How the tech industry responds to the pandemic and balances elements such as security and privacy will be a critical in determining the long-term impact. The industry was in large part to blame for the dot-com bubble of the late 1990s. Wall Street was the source of the problem in 2008. In 2020 both industries have the opportunity to be part of the answer.

But for technology to deliver, the right environment must be in place. It should foster a healthy balance between competition, innovation and protecting intellectual property rights. All these elements are critical. Businesses must be able to compete on a level playing field while also knowing that innovation will be nurtured and protected through a system that respects the process of intellectual property development and monetization.

This environment is critical in the mobile communications industry because the research and innovation needed for a new generation of connectivity often starts some 10 years before a standard is completed. Companies involved in the process are working with no guarantee that their intellectual property will be relevant or what the final standard will look like.

To put this in context, Ericsson, Huawei, Nokia, Qualcomm and Samsung, to name but a few, all spend more than 15% of their annual revenue on research and development, with Qualcomm and Nokia spending about 20%. This is why the ruling from the Ninth Circuit is so important.
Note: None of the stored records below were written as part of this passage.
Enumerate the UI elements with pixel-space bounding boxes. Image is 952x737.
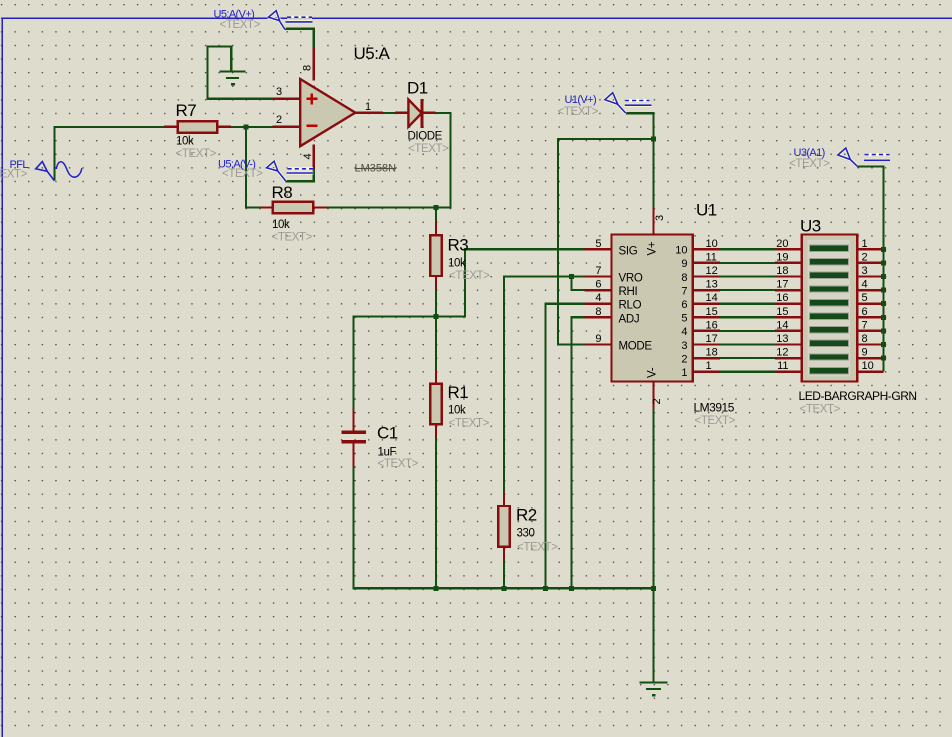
svg-text:<TEXT>: <TEXT>: [378, 458, 419, 470]
wire ground bus bottom: [352, 587, 654, 589]
svg-text:330: 330: [517, 528, 535, 540]
svg-text:10k: 10k: [272, 219, 290, 231]
label C1: [377, 424, 419, 471]
wire op-amp output to D1: [383, 112, 397, 114]
wire U1 pin2 (V-) down to ground: [652, 408, 654, 683]
svg-text:2: 2: [862, 251, 868, 263]
diode D1 triangle: [408, 100, 421, 127]
label U5:A: [354, 44, 397, 175]
wire PFL vertical to R7 row: [55, 126, 165, 181]
svg-text:9: 9: [681, 258, 687, 270]
pin stub U1 pin9 MODE: [584, 343, 612, 345]
wire VRO row to R2 top: [504, 277, 585, 493]
resistor R1: [430, 384, 441, 425]
svg-text:3: 3: [681, 340, 687, 352]
pin stub U1 pin6 RHI: [584, 289, 612, 291]
svg-text:15: 15: [776, 306, 788, 318]
svg-text:4: 4: [681, 326, 687, 338]
svg-text:DIODE: DIODE: [408, 131, 443, 143]
label R7: [176, 101, 217, 160]
junction RLO/ground bus: [543, 586, 548, 591]
svg-text:1uF: 1uF: [378, 447, 397, 459]
resistor R2: [498, 506, 509, 547]
svg-text:<TEXT>: <TEXT>: [408, 143, 449, 155]
wire RLO to ground bus: [546, 304, 585, 589]
svg-text:<TEXT>: <TEXT>: [176, 148, 217, 160]
pin stub R3 bottom: [435, 276, 437, 290]
wire U1 pin14 to U3 pin16 (row 5): [692, 303, 884, 305]
pin stub R1 bottom: [435, 425, 437, 439]
svg-text:1: 1: [365, 101, 371, 113]
input terminal PFL symbol: [36, 162, 82, 181]
wire U1 pin17 to U3 pin13 (row 8): [692, 343, 884, 345]
junction R3/R1/C1/SIG node: [434, 314, 439, 319]
wire U3 common anode bus: [857, 167, 884, 372]
power terminal U5:A(V-) symbol: [267, 161, 314, 181]
net label U5:A(V-): [218, 159, 263, 180]
pin stub C1 top: [352, 409, 354, 432]
svg-text:C1: C1: [377, 424, 398, 443]
svg-text:9: 9: [862, 347, 868, 359]
svg-text:5: 5: [595, 238, 601, 250]
pin stub U1 pin5 SIG: [584, 248, 612, 250]
svg-text:U1(V+): U1(V+): [565, 94, 597, 106]
resistor R3: [430, 235, 441, 276]
junction ground bus / U1 V-: [651, 586, 656, 591]
svg-text:3: 3: [862, 265, 868, 277]
label R2: [516, 506, 558, 554]
wire R8 right to node (436,207.5): [327, 206, 436, 208]
svg-text:8: 8: [302, 65, 314, 71]
U1 to U3 wires: maroon stubs + green middles: [692, 249, 884, 371]
IC U1 body: [612, 235, 693, 382]
svg-text:RLO: RLO: [619, 300, 642, 312]
label R3: [448, 236, 491, 283]
op-amp U5:A triangle: [300, 79, 355, 146]
svg-text:V-: V-: [647, 367, 659, 378]
power terminal U5:A(V+) symbol: [268, 11, 312, 30]
svg-text:2: 2: [651, 398, 663, 404]
junction dots on U3 anode bus: [881, 247, 886, 361]
svg-text:9: 9: [595, 333, 601, 345]
pin stub op-amp pin8: [313, 48, 315, 81]
pin stub R8 right: [313, 206, 327, 208]
svg-text:7: 7: [681, 285, 687, 297]
svg-text:SIG: SIG: [619, 245, 638, 257]
svg-text:U1: U1: [696, 201, 717, 220]
wire node down to R1 top: [435, 316, 437, 371]
pin stub op-amp output pin1: [354, 112, 383, 114]
op-amp plus sign: [306, 93, 317, 125]
svg-text:VRO: VRO: [619, 273, 643, 285]
capacitor C1 plates: [342, 431, 367, 444]
svg-text:<TEXT>: <TEXT>: [222, 168, 263, 180]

It ensures that investment to develop technology can continue with the assurance that the resulting innovation will be protected to the benefit of consumers. In my view, it’s a virtuous cycle that results in continual investment.

5G is at the start of a multiyear journey. It has some 10 years of development ahead of it in the same way that 3G and 4G did. Planning has also started for 6G. It might feel like an overly enthusiastic industry getting ahead of itself, but the standards that will define 6G need research and development today. The industry’s efforts will build on 5G and advances such as millimetre-wave connectivity, looking to frequency bands beyond 100 GHz to enable ever-higher capacity, throughput and lower latency once the huge challenge of propagation is overcome.

None of this can occur without a clear and predictable environment for technology development. This is why the dismissal of the FTC case is important. Its significance goes far beyond one company in San Diego. It affects a multitude of companies in several industries that are innovating to create benefits we’ll come to rely on in years to come.